The Invention of Wings by Sue Monk Kidd
Writing at the height of her narrative and imaginative gifts, Sue Monk Kidd presents a masterpiece of hope, daring, the quest for freedom, and the desire to have a voice in the world. This exquisitely written novel is a triumph of storytelling that looks with unswerving eyes at a devastating wound in American history, through women whose struggles for liberation, empowerment, and expression will leave no reader unmoved.
And just in case you missed these the first time around, here are the books that have been out and about for awhile now:
How to be an Anti-Racist by Ibram X. Kendi
Antiracism is a transformative concept that reorients and reenergizes the conversation about racism—and, even more fundamentally, points us toward liberating new ways of thinking about ourselves and each other.

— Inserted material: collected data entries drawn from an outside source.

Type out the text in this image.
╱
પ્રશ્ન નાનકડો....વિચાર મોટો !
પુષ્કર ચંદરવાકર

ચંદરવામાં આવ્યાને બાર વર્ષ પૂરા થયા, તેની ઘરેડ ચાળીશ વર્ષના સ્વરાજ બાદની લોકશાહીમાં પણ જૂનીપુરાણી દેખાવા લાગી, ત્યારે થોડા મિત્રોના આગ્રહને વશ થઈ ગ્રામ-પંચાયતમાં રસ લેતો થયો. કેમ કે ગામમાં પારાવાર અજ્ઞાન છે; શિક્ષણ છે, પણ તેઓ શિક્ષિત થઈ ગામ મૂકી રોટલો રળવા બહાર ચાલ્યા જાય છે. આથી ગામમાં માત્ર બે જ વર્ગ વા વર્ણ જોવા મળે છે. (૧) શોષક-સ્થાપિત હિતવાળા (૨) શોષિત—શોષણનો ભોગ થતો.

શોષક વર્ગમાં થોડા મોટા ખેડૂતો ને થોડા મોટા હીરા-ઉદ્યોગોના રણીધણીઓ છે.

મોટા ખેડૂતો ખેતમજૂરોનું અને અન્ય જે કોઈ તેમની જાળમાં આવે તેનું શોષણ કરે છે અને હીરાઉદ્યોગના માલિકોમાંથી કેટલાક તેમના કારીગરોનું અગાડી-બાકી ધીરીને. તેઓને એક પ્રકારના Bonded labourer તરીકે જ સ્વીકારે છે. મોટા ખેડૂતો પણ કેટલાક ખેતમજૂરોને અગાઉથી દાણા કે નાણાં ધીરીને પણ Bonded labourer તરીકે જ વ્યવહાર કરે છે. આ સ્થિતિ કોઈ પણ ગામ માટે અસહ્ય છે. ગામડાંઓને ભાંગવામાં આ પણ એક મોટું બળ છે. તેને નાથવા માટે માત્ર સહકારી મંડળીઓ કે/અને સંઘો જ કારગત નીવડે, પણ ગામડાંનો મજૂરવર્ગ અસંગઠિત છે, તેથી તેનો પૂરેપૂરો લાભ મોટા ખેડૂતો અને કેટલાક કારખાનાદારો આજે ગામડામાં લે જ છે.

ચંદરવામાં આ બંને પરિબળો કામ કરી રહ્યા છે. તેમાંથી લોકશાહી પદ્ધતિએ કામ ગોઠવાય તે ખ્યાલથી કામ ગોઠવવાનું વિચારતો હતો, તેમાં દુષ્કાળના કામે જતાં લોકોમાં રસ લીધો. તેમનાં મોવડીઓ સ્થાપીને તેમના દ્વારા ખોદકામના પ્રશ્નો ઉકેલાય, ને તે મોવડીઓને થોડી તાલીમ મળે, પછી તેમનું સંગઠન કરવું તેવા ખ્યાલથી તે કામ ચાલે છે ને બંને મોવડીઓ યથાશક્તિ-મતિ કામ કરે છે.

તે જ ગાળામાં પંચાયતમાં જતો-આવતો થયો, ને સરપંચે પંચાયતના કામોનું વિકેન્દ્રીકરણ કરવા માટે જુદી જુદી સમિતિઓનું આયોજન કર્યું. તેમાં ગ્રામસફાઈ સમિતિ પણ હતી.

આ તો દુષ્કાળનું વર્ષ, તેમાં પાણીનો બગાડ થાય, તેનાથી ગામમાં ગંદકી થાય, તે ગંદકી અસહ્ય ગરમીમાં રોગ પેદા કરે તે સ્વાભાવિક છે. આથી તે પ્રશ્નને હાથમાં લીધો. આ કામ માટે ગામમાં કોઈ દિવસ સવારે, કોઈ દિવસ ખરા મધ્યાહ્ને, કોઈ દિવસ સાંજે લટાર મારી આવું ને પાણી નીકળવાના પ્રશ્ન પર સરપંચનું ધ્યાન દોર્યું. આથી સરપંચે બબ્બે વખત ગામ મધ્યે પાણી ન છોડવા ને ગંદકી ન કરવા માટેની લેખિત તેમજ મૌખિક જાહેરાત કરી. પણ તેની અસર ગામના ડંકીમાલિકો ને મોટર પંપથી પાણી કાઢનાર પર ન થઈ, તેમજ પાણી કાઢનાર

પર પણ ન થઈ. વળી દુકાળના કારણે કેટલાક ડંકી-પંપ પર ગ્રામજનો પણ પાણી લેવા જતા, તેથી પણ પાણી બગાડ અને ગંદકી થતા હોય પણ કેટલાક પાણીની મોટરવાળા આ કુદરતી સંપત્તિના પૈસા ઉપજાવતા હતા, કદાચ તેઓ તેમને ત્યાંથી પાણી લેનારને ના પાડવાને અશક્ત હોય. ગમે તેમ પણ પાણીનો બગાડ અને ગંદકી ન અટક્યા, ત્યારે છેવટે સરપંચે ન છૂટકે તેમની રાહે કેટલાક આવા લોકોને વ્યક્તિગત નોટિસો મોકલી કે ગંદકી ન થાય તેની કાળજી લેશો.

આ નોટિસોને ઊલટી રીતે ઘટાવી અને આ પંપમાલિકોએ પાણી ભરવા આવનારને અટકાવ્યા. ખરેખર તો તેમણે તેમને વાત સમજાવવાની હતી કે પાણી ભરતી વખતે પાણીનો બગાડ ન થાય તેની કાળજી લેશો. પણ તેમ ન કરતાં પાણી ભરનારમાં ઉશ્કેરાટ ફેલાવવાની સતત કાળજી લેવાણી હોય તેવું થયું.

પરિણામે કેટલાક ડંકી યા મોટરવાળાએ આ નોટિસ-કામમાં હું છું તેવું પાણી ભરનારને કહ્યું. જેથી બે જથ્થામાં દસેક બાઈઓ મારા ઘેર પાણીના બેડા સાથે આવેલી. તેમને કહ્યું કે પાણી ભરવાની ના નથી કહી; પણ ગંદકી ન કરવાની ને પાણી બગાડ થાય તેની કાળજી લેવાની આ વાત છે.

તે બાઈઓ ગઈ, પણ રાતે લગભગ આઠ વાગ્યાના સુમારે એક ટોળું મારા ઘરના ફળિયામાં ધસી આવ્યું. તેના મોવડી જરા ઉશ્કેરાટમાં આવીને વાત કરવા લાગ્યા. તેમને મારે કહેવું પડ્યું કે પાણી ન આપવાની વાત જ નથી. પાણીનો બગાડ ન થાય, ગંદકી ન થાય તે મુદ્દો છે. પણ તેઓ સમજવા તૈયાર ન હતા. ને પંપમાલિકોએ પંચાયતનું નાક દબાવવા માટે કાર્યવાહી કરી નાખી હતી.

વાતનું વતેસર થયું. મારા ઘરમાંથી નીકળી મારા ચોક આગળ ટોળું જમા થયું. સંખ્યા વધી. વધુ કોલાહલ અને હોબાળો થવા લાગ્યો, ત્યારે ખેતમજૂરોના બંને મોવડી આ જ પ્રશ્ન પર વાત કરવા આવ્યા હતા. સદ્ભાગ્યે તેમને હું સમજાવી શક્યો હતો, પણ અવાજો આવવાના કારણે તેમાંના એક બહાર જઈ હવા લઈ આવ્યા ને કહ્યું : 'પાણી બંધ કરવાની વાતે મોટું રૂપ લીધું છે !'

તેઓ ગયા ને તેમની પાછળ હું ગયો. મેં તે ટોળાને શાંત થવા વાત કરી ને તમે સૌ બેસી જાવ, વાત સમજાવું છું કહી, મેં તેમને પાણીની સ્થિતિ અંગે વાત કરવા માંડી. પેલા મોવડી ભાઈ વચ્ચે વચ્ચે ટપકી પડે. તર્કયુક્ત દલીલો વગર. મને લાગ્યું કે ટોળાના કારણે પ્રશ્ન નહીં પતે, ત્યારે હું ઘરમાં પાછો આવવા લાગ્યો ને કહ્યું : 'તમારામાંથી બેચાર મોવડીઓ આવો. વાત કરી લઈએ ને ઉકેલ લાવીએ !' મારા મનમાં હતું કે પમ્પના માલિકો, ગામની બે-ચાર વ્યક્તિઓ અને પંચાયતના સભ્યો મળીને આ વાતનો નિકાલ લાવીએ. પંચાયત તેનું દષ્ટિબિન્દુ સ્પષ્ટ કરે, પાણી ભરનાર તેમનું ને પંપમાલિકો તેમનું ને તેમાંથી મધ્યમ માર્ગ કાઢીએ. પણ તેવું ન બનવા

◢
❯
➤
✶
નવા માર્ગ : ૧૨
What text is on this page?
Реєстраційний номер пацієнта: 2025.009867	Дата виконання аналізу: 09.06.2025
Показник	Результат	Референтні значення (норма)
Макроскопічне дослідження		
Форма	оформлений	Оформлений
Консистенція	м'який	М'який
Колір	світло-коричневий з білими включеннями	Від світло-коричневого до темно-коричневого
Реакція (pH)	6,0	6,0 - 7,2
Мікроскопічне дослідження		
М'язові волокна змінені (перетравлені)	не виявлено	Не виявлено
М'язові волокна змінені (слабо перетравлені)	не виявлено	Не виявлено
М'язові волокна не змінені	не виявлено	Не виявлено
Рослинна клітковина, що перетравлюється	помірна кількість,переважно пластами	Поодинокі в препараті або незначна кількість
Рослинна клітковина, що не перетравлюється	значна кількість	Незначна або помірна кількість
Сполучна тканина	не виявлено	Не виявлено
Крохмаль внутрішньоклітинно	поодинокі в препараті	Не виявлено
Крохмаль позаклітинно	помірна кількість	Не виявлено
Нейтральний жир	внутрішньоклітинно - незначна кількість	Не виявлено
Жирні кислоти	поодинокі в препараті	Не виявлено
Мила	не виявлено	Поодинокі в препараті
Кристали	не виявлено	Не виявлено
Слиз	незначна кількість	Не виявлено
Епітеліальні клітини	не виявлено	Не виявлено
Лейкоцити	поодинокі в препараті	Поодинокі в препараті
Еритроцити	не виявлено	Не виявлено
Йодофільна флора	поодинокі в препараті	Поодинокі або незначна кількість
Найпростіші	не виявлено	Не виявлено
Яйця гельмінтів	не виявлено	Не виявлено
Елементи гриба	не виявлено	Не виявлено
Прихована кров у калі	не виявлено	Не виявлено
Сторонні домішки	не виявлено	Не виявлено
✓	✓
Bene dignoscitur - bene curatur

White Fragility: Why It’s So Hard for White People to Talk About Racism by Robin DiAngelo
White Fragility brings language to the emotional structures that make true discussions about racial attitudes difficult. With clarity and compassion, DiAngelo allows us to understand racism as a practice not restricted to ‘bad people.’ In doing so, she moves our national discussions forward.
Me and White Supremacy: Combat Racism, Change the World, and Become a Good Ancestor by Layla Saad and Robin DiAngelo
An indispensable resource for white people who want to challenge white supremacy but don’t know where to begin. Saad moves her readers from their heads into their hearts, and ultimately, into their practice. We won’t end white supremacy through an intellectual understanding alone; we must put that understanding into action.
So You Want to Talk about Race by Ijeoma Oluo
Oluo does more than deliver tough, blunt truths about the realities of racism, power and oppression. She also, in bracing fashion, offers a vision of hope; a message that through dialogue and struggle, we can emancipate ourselves from what she calls ‘the nation’s oldest pyramid scheme: white supremacy.’ That is why I don’t think this is merely one of the most important books of the last decade. It is also one of the most optimistic.
Caste: The Origins of Our Discontents by Isabel Wilkerson
Wilkerson gives us a masterful portrait of an unseen phenomenon in America as she explores, through an immersive, deeply researched narrative and stories about real people, how America today and throughout its history has been shaped by a hidden caste system, a rigid hierarchy of human rankings.
Such a Fun Age by Kiley Reid
A page-turning and big-hearted story about race and privilege, set around a young Black babysitter, her well-intentioned employer, and a surprising connection that threatens to undo them both.
Stamped from the Beginning by Ibram X. Kendi
Kendi has done something that’s damn near impossible: write a book about racism that breaks new ground, while being written in a way that’s accessible to the nonacademic. If you’ve ever been interested in how racist ideas spread throughout the United States, this is the book to read.